Throughout Long Shot, stakes are invoked but there's little proper sense of their weight; we're meant to hover above the events and characters as cheerleading voyeurs, marveling at Rogen's pratfalling physicality and righteous outbursts or at Theron's fine wool trenches and good-humored poise. Though the movie lampoons both Trump and White House-set shows with a TV star/egomaniac sitting president (he's retiring from politics for movies, a kind of dream...), it also leans on their very tropes, eager to have things both ways. A hostage crisis, some international intrigue, and innumerable galas and parties all pepper the storyline. Each plays best when facilitating gags, not feelings, for they cannot function with emotion.

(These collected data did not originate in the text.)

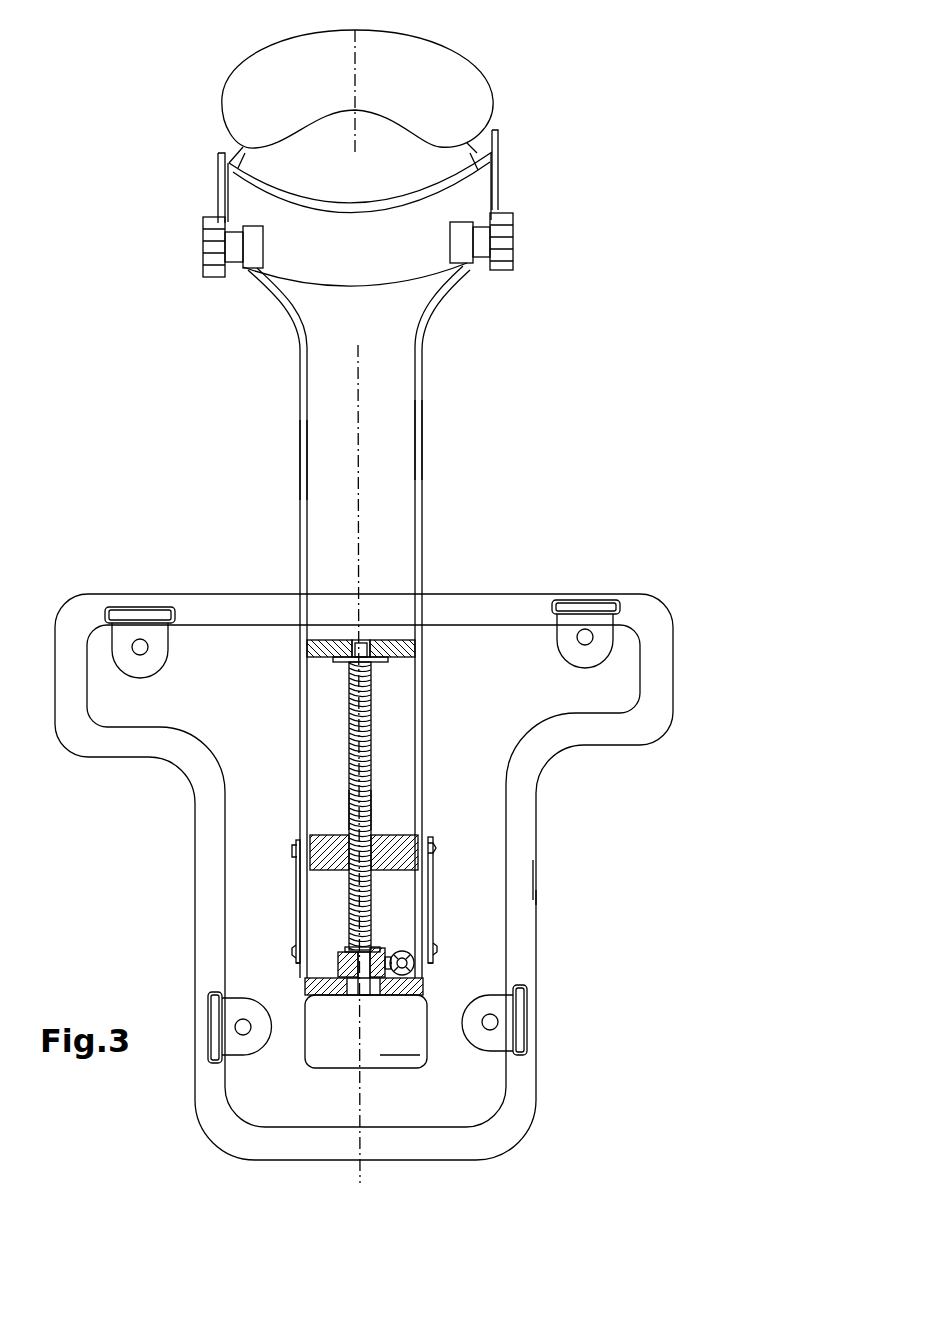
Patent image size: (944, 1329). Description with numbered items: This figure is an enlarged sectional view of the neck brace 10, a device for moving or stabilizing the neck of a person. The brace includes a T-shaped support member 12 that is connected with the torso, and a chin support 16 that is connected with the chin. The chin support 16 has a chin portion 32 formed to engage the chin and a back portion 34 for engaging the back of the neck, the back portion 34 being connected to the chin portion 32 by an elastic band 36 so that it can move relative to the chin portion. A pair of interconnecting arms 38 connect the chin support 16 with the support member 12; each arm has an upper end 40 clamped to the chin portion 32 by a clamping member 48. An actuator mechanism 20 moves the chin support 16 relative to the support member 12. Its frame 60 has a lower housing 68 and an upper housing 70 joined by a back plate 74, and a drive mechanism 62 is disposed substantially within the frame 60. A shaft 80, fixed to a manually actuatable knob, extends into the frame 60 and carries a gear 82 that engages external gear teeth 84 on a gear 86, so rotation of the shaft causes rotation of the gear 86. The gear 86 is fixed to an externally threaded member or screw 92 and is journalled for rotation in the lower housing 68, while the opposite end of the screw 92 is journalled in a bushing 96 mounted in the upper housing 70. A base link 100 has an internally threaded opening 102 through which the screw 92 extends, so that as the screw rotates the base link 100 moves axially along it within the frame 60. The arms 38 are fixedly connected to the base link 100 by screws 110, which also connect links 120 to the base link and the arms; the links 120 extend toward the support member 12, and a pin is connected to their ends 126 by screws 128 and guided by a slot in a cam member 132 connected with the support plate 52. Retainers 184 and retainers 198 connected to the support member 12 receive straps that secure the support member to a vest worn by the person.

The neck brace 10 is at (91, 192).
The T-shaped support member 12 is at (533, 897).
The chin support 16 is at (402, 263).
The actuator mechanism 20 is at (255, 865).
The chin portion 32 is at (317, 272).
The back portion 34 is at (298, 93).
The elastic band 36 is at (490, 125).
The interconnecting arms 38 is at (298, 460).
The upper end 40 is at (252, 283).
The clamping members 48 is at (203, 241).
The support plate 52 is at (483, 1080).
The frame 60 is at (398, 700).
The drive mechanism 62 is at (533, 898).
The lower housing 68 is at (422, 990).
The upper housing 70 is at (390, 637).
The back plate 74 is at (325, 690).
The shaft 80 is at (414, 966).
The gear 82 is at (405, 950).
The external gear teeth 84 is at (340, 962).
The gear 86 is at (360, 975).
The externally threaded member (screw) 92 is at (370, 737).
The bushing 96 is at (352, 647).
The base link 100 is at (400, 826).
The internally threaded opening 102 is at (352, 810).
The screws 110 is at (290, 852).
The links 120 is at (296, 902).
The ends 126 is at (297, 963).
The screws 128 is at (292, 952).
The cam member 132 is at (402, 1055).
The retainers 184 is at (125, 635).
The retainers 198 is at (228, 1045).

This sense of narrative weightlessness alongside the cast's ardent verbal deliveries takes a little getting used to — the dialogue isn't so bad as it could be and is often funny, but it generally doesn't feel right in a majority of the scenes. It's as though the writers didn't want to get as mean as Veep, as self-important as The West Wing, or as hawkish as 24, so they chose to simply lean on their performers and coast, speeding along an uneven course until the bumps in the road become something we get used to. All the same, once you realize the movie doesn't care about much of anything, the experience of national politics with zero stakes gets a bit seductive even as it troubles. There is a definite appeal to this vapid, inapplicable fantasy.

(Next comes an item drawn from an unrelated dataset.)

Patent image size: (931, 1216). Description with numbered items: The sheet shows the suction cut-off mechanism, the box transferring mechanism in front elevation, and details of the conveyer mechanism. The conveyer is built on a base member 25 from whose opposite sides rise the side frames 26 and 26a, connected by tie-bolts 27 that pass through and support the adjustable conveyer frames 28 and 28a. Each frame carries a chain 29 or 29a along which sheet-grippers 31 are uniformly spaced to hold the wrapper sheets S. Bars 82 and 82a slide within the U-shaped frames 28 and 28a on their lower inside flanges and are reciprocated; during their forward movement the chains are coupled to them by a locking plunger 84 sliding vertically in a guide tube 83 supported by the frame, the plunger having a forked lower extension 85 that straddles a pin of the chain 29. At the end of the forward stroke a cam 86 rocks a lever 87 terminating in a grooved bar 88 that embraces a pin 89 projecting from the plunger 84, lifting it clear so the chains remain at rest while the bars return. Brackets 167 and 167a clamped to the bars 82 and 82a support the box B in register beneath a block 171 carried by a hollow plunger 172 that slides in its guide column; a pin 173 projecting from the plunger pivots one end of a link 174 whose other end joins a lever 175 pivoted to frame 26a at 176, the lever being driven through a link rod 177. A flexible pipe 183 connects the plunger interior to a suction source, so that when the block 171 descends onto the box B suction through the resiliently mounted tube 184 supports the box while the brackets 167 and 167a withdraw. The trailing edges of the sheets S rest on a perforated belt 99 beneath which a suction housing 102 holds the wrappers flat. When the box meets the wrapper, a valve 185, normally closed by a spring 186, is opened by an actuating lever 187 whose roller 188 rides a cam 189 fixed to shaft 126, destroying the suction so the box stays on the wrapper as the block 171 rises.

Americans are beset ahead of 2020 with calls for unity, and if Long Shot has a message to add to that one, then it's probably another buzzword: integrity. With its Beauty and the Beast setup — and a kind of restaging of Rogen's first proper hit, 2007's Knocked UpLong Shot can't entirely rid itself of accidental or incidental suggestions. Theron's Charlotte Field isn't exactly Hillary Clinton, but with her "youngest-ever" Secretary of State and a seemingly ageless beauty, the creative team clearly wishes to posit a deliberate corrective to Clinton 2020, pitching viewers in a manner deeply desirous of popular appeal. It tries to give us the kind of candidate America needs, its only real allusion to policy being an international environmental agreement. "Hillary would have been great for her policy experience," it seems to suggest, "but she should have been younger, more approachable and personable... and maybe hotter??" With its softball critiques of the treatment of women in politics — and of the shallowness of positioning entertainment figures as policymakers — Long Shot calls its own bluff through its Schlub v. Beauty casting and its assumptions about and courtship of popular appeal.

Seeking to do little itself but draw a laugh and some appeal itself, much of the movie's self-defeating arc revolves around the conflicts arising from the politics of compromise. With Rogen serving as Theron's [heh] journalistic check, holding our appointed official to a higher standard of accountability even as he crafts her speeches, Long Shot decries, via Rogen's character, Fox News, contrafactual reporting, climate change denial, and the treatment of women in politics, and especially the influence of big money in politics — all of which should (to its credit) be baseline centrist positions. With its air of subtle, haughty distance, of political leaders coasting along on waveless waters, it also implicitly questions the value of caring, and of outrage. The typical question here would be "if the movie doesn't care then why should we?" But Long Shot's greatest strength is that it expects us not to. Like so many of our current candidates, its focus and skill lies in careful, centrist dodges. Seeking little from viewers but a smile and a laugh, at least it knows it's full of shit.